Joseph Schumpeter 1943 Traduction française 1951 Capitalisme, socialisme et démocratie, Paris, Payot, p. 106-107.
           
            Schumpeter théorise l’alignement d’une société à ce processus d‘évolution rapide. Non seulement les innovations technologiques détruisent les apports de l’ancien au profit du nouveau mais il convient à chaque fois de créer la demande dans la population pour les besoins du « marché ». Les industries culturelles sont là pour inciter les gens à consommer les voitures, les marchandises. Ford disait qu’au bout de 10 ans il produirait un million de voitures chaque année. Il y est parvenu mais évidemment, du coup, il faut que le marketing crée dans l’esprit des gens la nécessité totalement artificielle, en un sens, de l’acheter. Ce qui s’est réalisé alors dans l’Humanité est hallucinant: ce ne sont plus les produits qui sont créés pour satisfaire les besoins mais les besoins qui sont artificiellement suscités pour justifier que l’on génère autant de produits.

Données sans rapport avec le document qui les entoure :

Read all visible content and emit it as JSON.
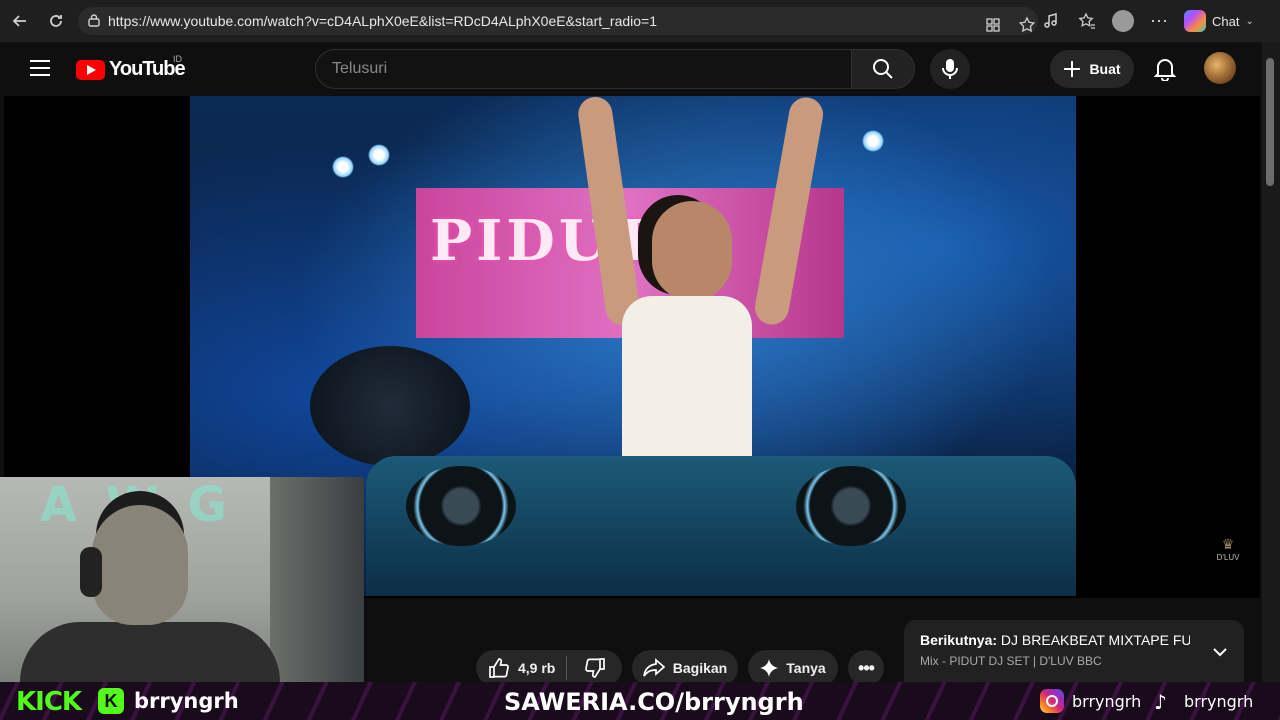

           Ce qui a vu le jour c’est le capitalisme consumériste, à savoir une idéologie fondée sur le marketing: la consommation incite les populations à vivre, voire à bien vivre en consommant plutôt qu’à exister, plutôt qu’à « consister » (ipséïté). Nous nous posons la question de notre "niveau de vie" et plus du tout celui de nos intensités d'existence. Cette mutation va encore être accélérée lorsque le World Wide Web rend Internet accessible à tout le monde. Les réseaux sociaux vont alors transformer totalement les rapports entre les gens au sein des pays et également les relations entre le peuple et les gouvernants, jusqu'à ce que ces derniers soient moins des dirigeants politiques que des organisateurs passifs des rendements de ce mode de vie transformé en mode de consommation. Nous devenons ce que nous consommons "au lieu de devenir ce que nous sommes". C'est exactement ce que le philosophe Gilles Châtelet  veut désigner quand il donne à l'un de ces livres le titre suivant: "vivre et penser comme des porcs."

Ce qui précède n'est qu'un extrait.